Teter’s is a sweeping work of longue durée, from the mid-twelfth to the late eighteenth century throughout Europe. While much changes, the continuities prevail over the discontinuities. Her book is, most importantly, a study where religion is the final reference point, notwithstanding numerous learned peregrinations into the adjacent terrains of society, economy, and politics. For Teter, the ritual-murder accusation has a clear and stable identity from its earliest appearance to its most recent. In fundamental ways, the Beilis case in 1913 rehearses the William of Norwich case in 1144, thanks to nearly eight centuries of Christian anti-Jewish discrimination, persecution, and contempt in sermons, rites, policies, and public sentiment.
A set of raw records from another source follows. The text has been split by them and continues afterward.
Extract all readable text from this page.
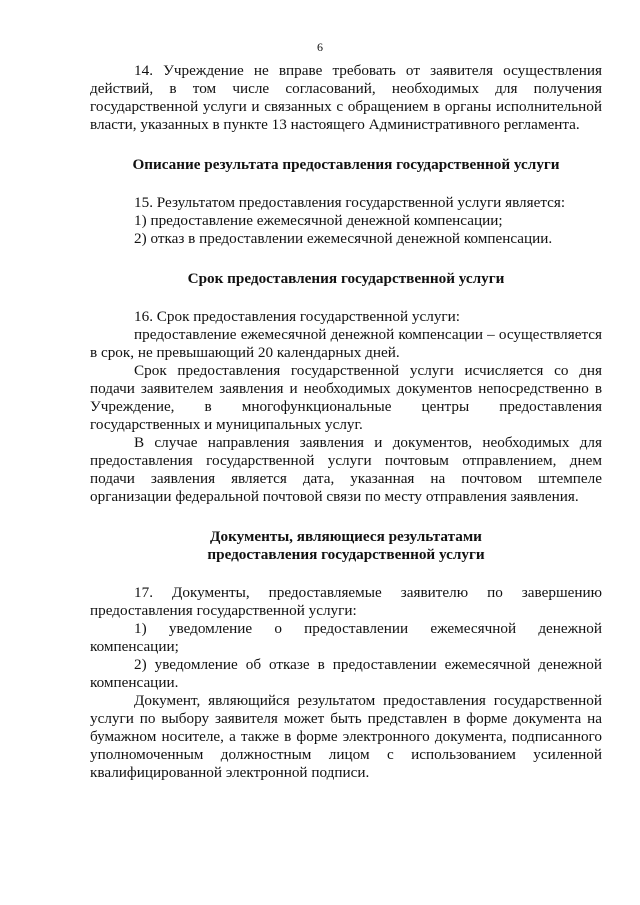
6

14. Учреждение не вправе требовать от заявителя осуществления

действий, в том числе согласований, необходимых для получения

государственной услуги и связанных с обращением в органы исполнительной

власти, указанных в пункте 13 настоящего Административного регламента.

Описание результата предоставления государственной услуги

15. Результатом предоставления государственной услуги является:

1) предоставление ежемесячной денежной компенсации;

2) отказ в предоставлении ежемесячной денежной компенсации.

Срок предоставления государственной услуги

16. Срок предоставления государственной услуги:

предоставление ежемесячной денежной компенсации – осуществляется

в срок, не превышающий 20 календарных дней.

Срок предоставления государственной услуги исчисляется со дня

подачи заявителем заявления и необходимых документов непосредственно в

Учреждение, в многофункциональные центры предоставления

государственных и муниципальных услуг.

В случае направления заявления и документов, необходимых для

предоставления государственной услуги почтовым отправлением, днем

подачи заявления является дата, указанная на почтовом штемпеле

организации федеральной почтовой связи по месту отправления заявления.

Документы, являющиеся результатами

предоставления государственной услуги

17. Документы, предоставляемые заявителю по завершению

предоставления государственной услуги:

1) уведомление о предоставлении ежемесячной денежной

компенсации;

2) уведомление об отказе в предоставлении ежемесячной денежной

компенсации.

Документ, являющийся результатом предоставления государственной

услуги по выбору заявителя может быть представлен в форме документа на

бумажном носителе, а также в форме электронного документа, подписанного

уполномоченным должностным лицом с использованием усиленной

квалифицированной электронной подписи.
Kieval, on the other hand, has produced a micro-history focusing on five locales in Central Europe over thirty years. In his telling, modern ritual murder is a new phenomenon that relates only nominally to the earlier cases Teter focuses on. In this, Kieval follows the prevailing scholarly view, according to which “antisemitism” constitutes a thorough-going departure from religious anti-Judaism. Kieval’s conclusions about the novelty of latter-day ritual murders are anchored in his analysis of his subjects’ distinctively modern epistemology, which embraced the secular languages of forensic science, politics, and “breaking news” journalism. In other words, their understanding did not turn on theology, and they were not concerned with the religious symbolism of the alleged crimes: Jesus was no longer being “crucified.” Instead, the modern version of the blood libel accused kosher butchers of slicing up Christian children for no particular reason beyond, in Kieval’s pungent words, “raw brutality…. [S]acrifice has been transmuted into slaughter, the altar into the cutting block…. The Jews, themselves, finally, are not religious adversaries, the vanquished recipients of the Old Law; they are Yids.”